Tag Archives: added element

Nowhere Now Here

My step-father and I went to a lecture the other night given by Jack McConnell a successful annual report/advertising photographer. He was talking about his photographs in his A Walk Down Park Street project. Many of the photographs were just stunning. He spoke of his life as a photographer, capturing the now: not the moment before, or the moment after, but the very moment he took the shot. I might go further. I don’t think a successful photograph “captures” a moment in time. There is no such thing. Time does not stop. There are no individualized moments to be captured. What is captured, if it is any good, is something that strikes deep in the mind, heart, or gut. The nouns and verbs that describe the image are almost incidental and may not have anything to do with what matters in the piece the most. I read a book of essays by Julien Gracq this past summer, one of which compared paintings to literature. He spoke of the “slowness pills” that writing demands: a painting can be viewed in its entirety within seconds, but writing by virtue of it having to be read one word at a time, requires time, the writer has to lead you by the hand here, here and now here. We can move the decimal to the left again and say paintings require their own slowness pills compared to photography.
The art of photography, that immediacy or moment  that is “captured,” is in knowing when (and what) to shoot, (and then the printing of course, but this gets into the alchemy and science of the art, an added element; that and the mechanical aspects of the equipment must denote some particular bend in the person whom chooses this method of artistic expression). The material objects alone do not define that choice, the final piece transcends those primary qualities. That is what is wonderful about it.

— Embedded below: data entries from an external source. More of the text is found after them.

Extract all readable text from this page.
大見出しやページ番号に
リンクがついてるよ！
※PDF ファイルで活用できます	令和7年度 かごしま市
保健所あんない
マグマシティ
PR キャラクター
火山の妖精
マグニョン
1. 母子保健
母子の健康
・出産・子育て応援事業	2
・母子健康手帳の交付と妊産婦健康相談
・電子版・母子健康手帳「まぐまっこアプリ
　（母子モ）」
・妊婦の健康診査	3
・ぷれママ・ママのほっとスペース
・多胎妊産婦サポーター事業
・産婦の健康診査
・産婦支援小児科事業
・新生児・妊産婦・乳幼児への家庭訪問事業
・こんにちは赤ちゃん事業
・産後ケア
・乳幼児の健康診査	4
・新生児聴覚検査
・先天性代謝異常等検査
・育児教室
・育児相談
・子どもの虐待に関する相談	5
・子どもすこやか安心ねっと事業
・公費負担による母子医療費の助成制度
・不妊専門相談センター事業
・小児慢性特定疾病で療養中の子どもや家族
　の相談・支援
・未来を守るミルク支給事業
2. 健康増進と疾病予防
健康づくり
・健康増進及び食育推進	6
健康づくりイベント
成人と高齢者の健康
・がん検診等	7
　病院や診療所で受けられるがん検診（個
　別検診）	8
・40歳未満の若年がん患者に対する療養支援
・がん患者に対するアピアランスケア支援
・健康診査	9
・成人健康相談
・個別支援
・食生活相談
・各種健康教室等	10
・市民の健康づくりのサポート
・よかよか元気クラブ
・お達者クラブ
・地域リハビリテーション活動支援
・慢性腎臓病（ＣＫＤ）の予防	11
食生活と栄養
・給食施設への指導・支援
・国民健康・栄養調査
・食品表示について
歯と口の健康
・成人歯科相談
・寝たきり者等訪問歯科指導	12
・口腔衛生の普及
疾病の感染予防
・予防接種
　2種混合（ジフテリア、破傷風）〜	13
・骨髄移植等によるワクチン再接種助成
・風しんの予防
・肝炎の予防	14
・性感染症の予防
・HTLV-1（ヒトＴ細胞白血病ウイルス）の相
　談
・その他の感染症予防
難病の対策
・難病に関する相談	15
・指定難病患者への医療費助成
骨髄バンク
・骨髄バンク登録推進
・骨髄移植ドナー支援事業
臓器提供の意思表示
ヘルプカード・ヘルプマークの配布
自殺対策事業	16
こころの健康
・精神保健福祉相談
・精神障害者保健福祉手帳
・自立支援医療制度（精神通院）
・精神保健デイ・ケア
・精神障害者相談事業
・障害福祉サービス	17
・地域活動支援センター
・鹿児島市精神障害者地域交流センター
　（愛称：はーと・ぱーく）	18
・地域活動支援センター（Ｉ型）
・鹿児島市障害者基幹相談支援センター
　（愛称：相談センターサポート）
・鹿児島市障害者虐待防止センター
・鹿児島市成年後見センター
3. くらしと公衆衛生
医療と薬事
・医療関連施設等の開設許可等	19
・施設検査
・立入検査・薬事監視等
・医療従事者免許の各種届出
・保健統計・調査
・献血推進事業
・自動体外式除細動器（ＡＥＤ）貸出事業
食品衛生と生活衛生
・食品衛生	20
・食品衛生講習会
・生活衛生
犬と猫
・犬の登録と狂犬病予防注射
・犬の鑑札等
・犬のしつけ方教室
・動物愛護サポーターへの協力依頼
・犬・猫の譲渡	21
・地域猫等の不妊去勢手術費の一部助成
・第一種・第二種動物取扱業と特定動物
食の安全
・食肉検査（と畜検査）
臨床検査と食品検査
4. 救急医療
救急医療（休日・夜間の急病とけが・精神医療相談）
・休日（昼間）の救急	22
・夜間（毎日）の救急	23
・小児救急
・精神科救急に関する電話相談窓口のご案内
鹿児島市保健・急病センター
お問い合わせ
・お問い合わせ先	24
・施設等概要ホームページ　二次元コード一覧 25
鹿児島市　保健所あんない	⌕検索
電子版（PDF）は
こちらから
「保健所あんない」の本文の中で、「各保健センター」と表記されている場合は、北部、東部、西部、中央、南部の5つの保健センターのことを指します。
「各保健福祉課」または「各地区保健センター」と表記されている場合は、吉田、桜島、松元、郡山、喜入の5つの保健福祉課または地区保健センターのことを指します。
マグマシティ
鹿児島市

McConnell explained to us that he never crops his photographs, which before the advent  of digital photography may have been an obvious thing, but the skill that that requires is worth noting, I think. Given that, my only quibble was that when he showed more of his prints in a power point-like slide show presentation, I wished that the images did not zoom in and out. He stated himself that he wants the entire photograph to be seen as he took it, and that is how I wanted to see it as well. It reminded me of watching a dance performance on the television. Invariably someone, a director or cinematographer -I don’t know who,  feels the need to insert themselves into the spectacle  by zooming in on the faces or feet of the dancers. It drives me crazy. I want to see the dance as envisioned by the choreographer. Let it be what it is.